Ils étaient 423 la semaine dernière aux Asters. Vendredi, la Halle Sécheron, située à deux pas du bâtiment genevois de Merck Serono, a raisonné des voix de quelque 645 salariés. Tous étaient réunis sous la houlette du syndicat Unia. Objectif: accentuer la pression sur leur direction et échafauder des plans d’action contre les mesures de démantèlement concernant 1250 personnes annoncées le 24 avril. «Sans rapport de force, on n’obtiendra rien», insiste Alessandro Pelizzari, secrétaire régional d’Unia. Que prévoit le plan social actuel? Seuls les 750 employés candidats à la délocalisation ont droit à des compensations matérielles, les autres peuvent prétendre à un mois de salaire par année d’ancienneté (max. 12 ans), et les salariés dès 58 ans (10 ans d’ancienneté) bénéficieraient d’une retraite anticipée.

A présent structurés, les employés ont décidé de passer à l’offensive. Priorité n° 1: obtenir une prorogation du délai de consultation fixé au 16 mai. «Nous allons exiger de la direction une garantie écrite sur ce point, reprend le syndicaliste. Ainsi que l’arrêt de la mise en œuvre des mesures du plan de restructuration.» Vendredi, pour appuyer la démarche syndicale collective dont le but est de contrer la stratégie de consultation individuelle prônée par Merck Serono, l’association Employés Suisse a déposé une demande en justice, au motif que le groupe allemand aurait violé ses obligations découlant de la loi sur la participation.

Des questions sans réponses

Officiellement, la direction du site n’accorde pas de légitimité à Unia et estime que ses délégués n’ont pas été élus selon les règles de droit en vigueur. «Une telle procédure n’est valable que par beau temps, pas comme actuellement en période de tempête», rétorque Alessandro Pelizzari.

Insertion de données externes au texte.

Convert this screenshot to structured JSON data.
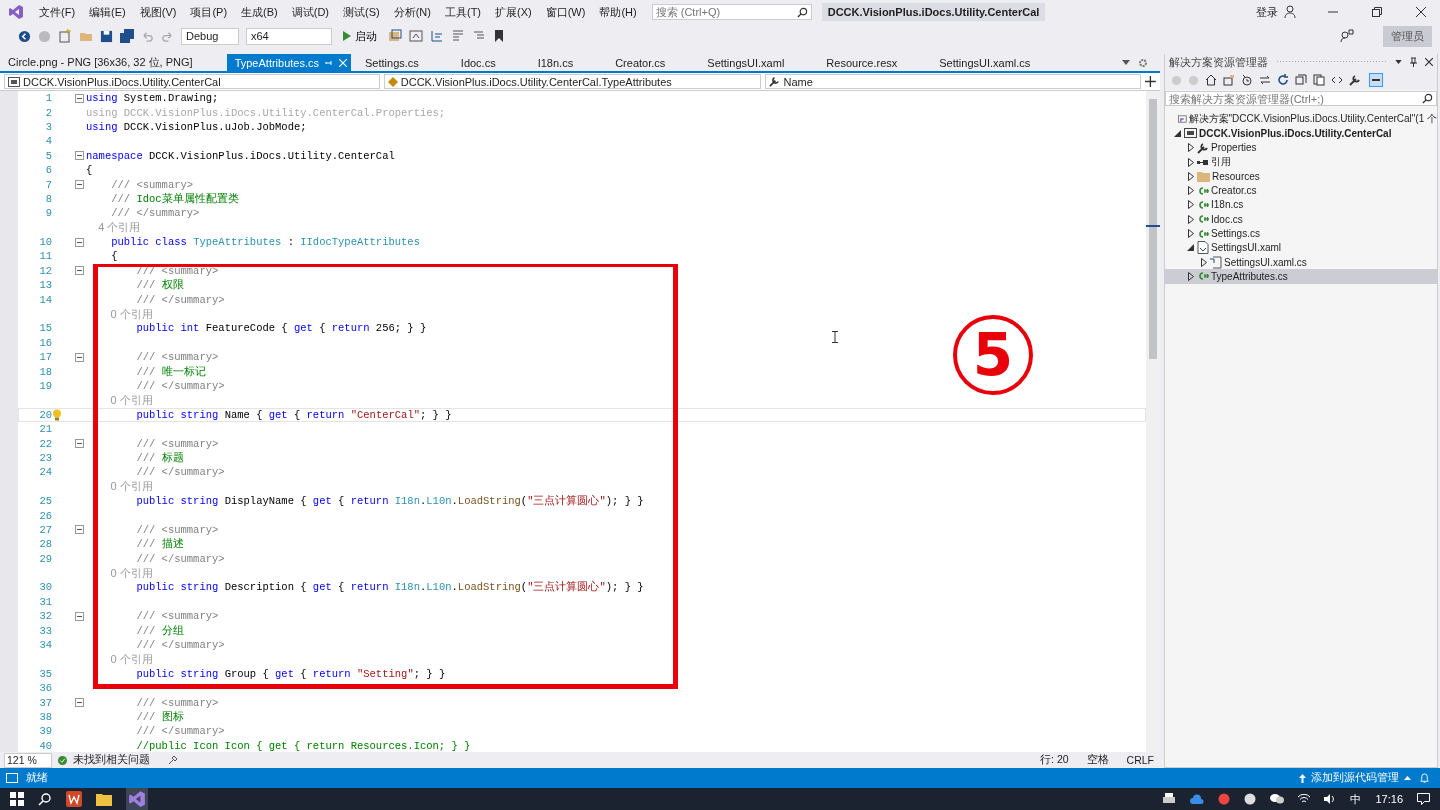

Au programme ces prochains jours: réunion tous les matins dès 10h devant le bâtiment du Sécheron, défilé jeudi en marge de la séance du Grand Conseil, et ouverture d’un fonds de solidarité. «Pourquoi ne pas nous rendre à Darmstadt pour faire autant de bruit qu’ici lors du 1er mai?» propose une employée s’exprimant avec un accent espagnol. Applaudissements nourris de l’assistance, aux trois quarts frontalière. Une délégation doit partir mardi en Allemagne, pour rencontrer des représentants du personnel d’autres sites européens.

Interrogé hier par la RTS, Ernesto Bertarelli a déclaré avoir «du mal à justifier» la décision de Merck Serono. «Les produits marchent encore très bien… Dommage que les responsables ne se fassent pas voir. C’est un peu lâche d’envoyer un ancien de Serono pour faire l’annonce», a jugé l’ancien patron du site.